It took me 13 years to get a trampoline, this kid gets one in 2.

Well, it’s official. I have a two year old. We celebrated Kendall’s birthday in grand fashion this weekend, including a bounce party and a house full of family. It ended in 1/3 of my tiny backyard being taken over by the most grossly humongous trampoline you’ve ever seen. Let’s just say I started out wanting a “toddler” trampoline like this one-

A manageable 7 feet

But ended up with something like this once my 32 going on 12 husband had his way.

It's FIFTEEN feet!

All I can say is how the hell did I ever survive growing up with the death trap that was our trampoline? Net enclosures were nonexistent and we couldn’t even get that spring cover pad to stay on.  It was just a bouncy, rusty, circle of death, especially when we would throw the sprinkler underneath, load 6 kids on top in bathing suits and squirt Dawn dish soap all over it.
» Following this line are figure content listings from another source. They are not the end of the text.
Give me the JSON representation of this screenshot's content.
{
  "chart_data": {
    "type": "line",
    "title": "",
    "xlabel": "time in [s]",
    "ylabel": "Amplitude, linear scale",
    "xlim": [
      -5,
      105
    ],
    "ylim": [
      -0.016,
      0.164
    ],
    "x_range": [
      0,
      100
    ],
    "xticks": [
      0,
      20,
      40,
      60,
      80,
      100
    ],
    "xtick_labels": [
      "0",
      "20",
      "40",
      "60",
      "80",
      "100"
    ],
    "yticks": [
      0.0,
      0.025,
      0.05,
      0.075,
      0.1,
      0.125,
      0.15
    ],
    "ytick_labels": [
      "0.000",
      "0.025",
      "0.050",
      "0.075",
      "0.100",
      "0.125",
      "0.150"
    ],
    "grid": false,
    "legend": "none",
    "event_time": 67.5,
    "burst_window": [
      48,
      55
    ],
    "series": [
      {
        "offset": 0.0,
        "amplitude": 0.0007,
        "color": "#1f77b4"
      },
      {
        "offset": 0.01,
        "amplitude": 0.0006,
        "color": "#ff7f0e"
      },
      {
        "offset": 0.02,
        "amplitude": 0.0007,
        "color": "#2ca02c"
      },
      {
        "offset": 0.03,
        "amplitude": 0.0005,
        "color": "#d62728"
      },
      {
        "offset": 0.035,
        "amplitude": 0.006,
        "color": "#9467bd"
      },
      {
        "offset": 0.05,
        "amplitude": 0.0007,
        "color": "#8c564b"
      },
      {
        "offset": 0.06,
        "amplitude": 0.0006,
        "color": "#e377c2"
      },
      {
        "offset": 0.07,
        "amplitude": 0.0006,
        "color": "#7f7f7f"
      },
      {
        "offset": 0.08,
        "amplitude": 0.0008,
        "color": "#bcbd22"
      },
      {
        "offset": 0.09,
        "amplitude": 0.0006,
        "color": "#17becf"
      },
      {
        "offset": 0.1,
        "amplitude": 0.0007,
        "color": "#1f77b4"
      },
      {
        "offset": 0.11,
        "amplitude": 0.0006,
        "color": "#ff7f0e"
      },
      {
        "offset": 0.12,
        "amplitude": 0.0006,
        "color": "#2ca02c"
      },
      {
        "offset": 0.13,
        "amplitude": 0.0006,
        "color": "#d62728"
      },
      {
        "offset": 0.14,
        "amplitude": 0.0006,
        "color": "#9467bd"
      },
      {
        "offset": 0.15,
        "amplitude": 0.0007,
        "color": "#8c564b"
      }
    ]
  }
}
How did I survive the CIRCLE OF DEATH?

Moving on… I will do a full birthday party post tomorrow, complete with pictures from the party in which 99% Kendall has his finger crammed up his nose. He is so *that* kid right now. And I don’t even fight with him about it anymore because anytime I tell him to not do something that’s “gross” or “icky” he thinks it’s that much cooler and just does it more, shoves his finger up there farther, digs things out for me, shows them to me while laughing and cackling “gross!” over and over.

I was looking through his pictures on my computer tonight because that’s where they all live… on my computer… not in a proper album like they should, like I promised I would make by the time he turned 2. Anyway, I figured I’d share some of them that I’m fairly certain I’ve never posted on here before because this is my “mommy blog” and I thought for once I’d try to act like a real “mommy blogger” and ooh and ahh over my sweet boy and how big he’s become.

Let Oohing and Aahing commence.

Kendall is 2 years old, and has officially started repeating everything I say. Tonight it was, “butt,” as in, “come here and let me wipe your butt, there’s still poop on it!”